4 min read

Prometheus - Alertmanager - OpsGenie 연동 (+ Grafana)

테스트 환경

Prometheus(container)

  • Image: prom/prometheus
  • Version: 2.36.0

Alertmanager(container)

  • Image: prom/alertmanager
  • Version: 0.24.0

OpsGenie

  • Team Name: MSP_Alert_Test
  • Team Memver: sker
  • Integrations: Prometheus, Slack

1. OpsGenie에 Team을 생성합니다.

  • Team은 OpsGenie에 존재하는 계정을 기반으로 합니다.

2. 팀 메뉴 내 좌측 "Integrations"탭에서 Prometheus 및 Slack을 추가합니다.

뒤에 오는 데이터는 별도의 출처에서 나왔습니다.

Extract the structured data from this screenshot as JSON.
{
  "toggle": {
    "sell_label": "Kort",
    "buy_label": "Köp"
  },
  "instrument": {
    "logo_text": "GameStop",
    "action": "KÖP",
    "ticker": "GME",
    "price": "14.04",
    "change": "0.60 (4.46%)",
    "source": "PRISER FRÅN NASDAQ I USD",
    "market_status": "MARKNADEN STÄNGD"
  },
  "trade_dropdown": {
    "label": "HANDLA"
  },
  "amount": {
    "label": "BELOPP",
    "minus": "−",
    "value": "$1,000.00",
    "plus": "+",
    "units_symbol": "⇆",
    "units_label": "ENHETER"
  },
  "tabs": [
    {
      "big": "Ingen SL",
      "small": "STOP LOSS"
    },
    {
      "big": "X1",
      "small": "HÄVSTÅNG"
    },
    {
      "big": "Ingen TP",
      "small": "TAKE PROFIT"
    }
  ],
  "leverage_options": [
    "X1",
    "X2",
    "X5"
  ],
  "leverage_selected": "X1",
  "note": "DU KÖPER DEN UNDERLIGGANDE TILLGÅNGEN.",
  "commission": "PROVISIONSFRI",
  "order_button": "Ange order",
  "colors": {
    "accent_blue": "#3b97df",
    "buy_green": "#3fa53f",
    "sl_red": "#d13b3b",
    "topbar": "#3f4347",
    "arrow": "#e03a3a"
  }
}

  • Prometheus는 API Key를 Alertmanager Config 파일에 입력해야하니 복사해둡시다.
  • Slack은 "Add to Slack" 버튼을 누르면 웹 로그인 후 알림을 게시할 채널을 선택할 수 있습니다.

3. Prometheus API Key를 Alertmanager Config에 삽입합니다.

# alertmanager-config.yml
global:
  opsgenie_api_key: <여기에 삽입>
route:
  group_by: [alertname]
  group_wait: 15s
  group_interval: 1m
  receiver: opsgenie-alert

receivers:
- name: 'opsgenie-alert'
  opsgenie_configs:
    - send_resolved: true
      message: '{{ range .Alerts }}{{ .Annotations.title }}{{ end }}'
      description: '{{ range .Alerts }}{{ .Annotations.text }}{{ end }}'
      priority: '{{ range .Alerts }}{{ .Labels.priority }}{{ end }}'
      responders:
        - id: MSP_Alert_Test
          type: team

결과

  • Slack
  • OpsGenie

! 여기까지가 단순 Prometheus - OpsGenie간 알림 설정입니다.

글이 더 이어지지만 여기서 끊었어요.